Watch for forwarding issues: Email forwarding is the most common source of false DMARC failures at enforcement. When a message is forwarded, the original SPF record no longer matches the forwarding server's IP, and DKIM may be broken if the forwarder modifies the message. Check your reports carefully for forwarding traffic before moving to p=reject.

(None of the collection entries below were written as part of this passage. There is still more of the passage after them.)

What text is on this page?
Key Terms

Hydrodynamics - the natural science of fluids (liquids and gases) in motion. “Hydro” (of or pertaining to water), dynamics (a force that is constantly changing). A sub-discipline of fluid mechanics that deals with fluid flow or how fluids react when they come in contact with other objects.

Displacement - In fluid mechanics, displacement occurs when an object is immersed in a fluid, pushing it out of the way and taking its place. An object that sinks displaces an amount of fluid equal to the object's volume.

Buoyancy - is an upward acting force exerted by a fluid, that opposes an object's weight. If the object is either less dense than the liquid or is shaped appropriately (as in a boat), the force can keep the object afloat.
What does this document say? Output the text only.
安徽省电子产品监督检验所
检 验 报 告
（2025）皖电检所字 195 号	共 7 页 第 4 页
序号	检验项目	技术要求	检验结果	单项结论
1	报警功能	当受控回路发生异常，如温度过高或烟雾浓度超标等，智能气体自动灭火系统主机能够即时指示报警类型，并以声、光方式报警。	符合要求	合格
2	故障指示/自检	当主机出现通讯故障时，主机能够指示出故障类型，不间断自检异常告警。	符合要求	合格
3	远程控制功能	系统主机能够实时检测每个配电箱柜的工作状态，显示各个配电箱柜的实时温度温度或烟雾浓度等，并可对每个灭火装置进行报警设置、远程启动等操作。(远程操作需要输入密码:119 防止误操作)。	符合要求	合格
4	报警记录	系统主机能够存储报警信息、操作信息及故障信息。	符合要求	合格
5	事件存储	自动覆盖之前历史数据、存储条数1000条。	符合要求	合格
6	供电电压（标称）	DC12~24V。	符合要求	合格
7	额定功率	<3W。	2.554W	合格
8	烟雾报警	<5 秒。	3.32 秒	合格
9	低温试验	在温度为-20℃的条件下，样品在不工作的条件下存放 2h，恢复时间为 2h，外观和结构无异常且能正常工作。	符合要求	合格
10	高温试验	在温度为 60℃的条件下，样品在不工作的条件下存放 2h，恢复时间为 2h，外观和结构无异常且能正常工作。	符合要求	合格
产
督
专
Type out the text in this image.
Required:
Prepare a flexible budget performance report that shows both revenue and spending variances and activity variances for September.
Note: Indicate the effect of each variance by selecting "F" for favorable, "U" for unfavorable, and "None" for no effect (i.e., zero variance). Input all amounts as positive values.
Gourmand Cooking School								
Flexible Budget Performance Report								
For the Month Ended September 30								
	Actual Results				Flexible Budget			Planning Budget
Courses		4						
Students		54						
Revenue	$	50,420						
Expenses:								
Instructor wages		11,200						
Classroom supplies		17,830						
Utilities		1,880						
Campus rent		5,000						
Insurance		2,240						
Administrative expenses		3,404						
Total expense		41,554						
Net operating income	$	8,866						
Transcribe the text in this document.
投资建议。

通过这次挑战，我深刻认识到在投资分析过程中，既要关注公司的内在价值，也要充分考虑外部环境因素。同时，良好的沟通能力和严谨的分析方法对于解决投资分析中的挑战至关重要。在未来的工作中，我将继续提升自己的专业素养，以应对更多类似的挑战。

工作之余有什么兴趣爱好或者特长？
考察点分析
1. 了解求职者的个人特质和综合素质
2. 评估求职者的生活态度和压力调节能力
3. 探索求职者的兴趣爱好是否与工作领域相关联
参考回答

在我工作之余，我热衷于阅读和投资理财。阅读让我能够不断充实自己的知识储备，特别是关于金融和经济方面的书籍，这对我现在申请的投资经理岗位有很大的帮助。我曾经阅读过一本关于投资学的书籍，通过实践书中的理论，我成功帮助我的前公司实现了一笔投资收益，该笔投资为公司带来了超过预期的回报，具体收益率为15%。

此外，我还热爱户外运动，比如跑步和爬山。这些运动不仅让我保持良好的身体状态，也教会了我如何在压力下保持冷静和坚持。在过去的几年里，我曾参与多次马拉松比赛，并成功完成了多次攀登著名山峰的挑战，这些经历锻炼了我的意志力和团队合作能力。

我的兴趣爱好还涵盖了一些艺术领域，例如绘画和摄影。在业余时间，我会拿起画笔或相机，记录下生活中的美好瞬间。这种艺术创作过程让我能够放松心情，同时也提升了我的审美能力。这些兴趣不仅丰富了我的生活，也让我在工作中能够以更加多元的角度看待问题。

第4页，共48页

Update your DMARC record progressively. You can also use the pct tag to apply the policy to a percentage of failing messages — for example, pct=25 applies the quarantine or reject action to only 25% of failing messages, letting you ramp up gradually:

v=DMARC1; p=quarantine; pct=25; rua=mailto:dmarc@yourdomain.com

Microsoft 365 DMARC Checklist

Use this checklist to confirm your M365 DMARC setup is complete:

  1. SPF record published — contains include:spf.protection.outlook.com and no duplicate TXT records on the same name
  2. SPF verified — confirmed passing via the SPF Checker
  3. DKIM enabled in Microsoft Defender portal — toggle is set to Enabled for your custom domain
  4. Both DKIM CNAME records publishedselector1._domainkey and selector2._domainkey resolving correctly
  5. DKIM verified — both selectors confirmed via the DKIM Checker
  6. DMARC record published — TXT record at _dmarc.yourdomain.com with p=none and a valid rua address
  7. DMARC verified — confirmed via the DMARC Checker
  8. Reports flowing — aggregate reports arriving at your designated reporting address or DMARC tool
  9. All sending sources identified — Exchange Online, marketing tools, connectors all visible in reports with passing results
  10. Policy moved to enforcementp=quarantine or p=reject once reports confirm clean pass rates

Getting DMARC right in Microsoft 365 is a methodical process, but each step builds on the last. Once you reach enforcement, your domain is protected against spoofing, you meet the requirements set by Google and Yahoo for bulk sending, and you have laid the groundwork for further email security improvements — including BIMI logo display in Gmail and Yahoo Mail.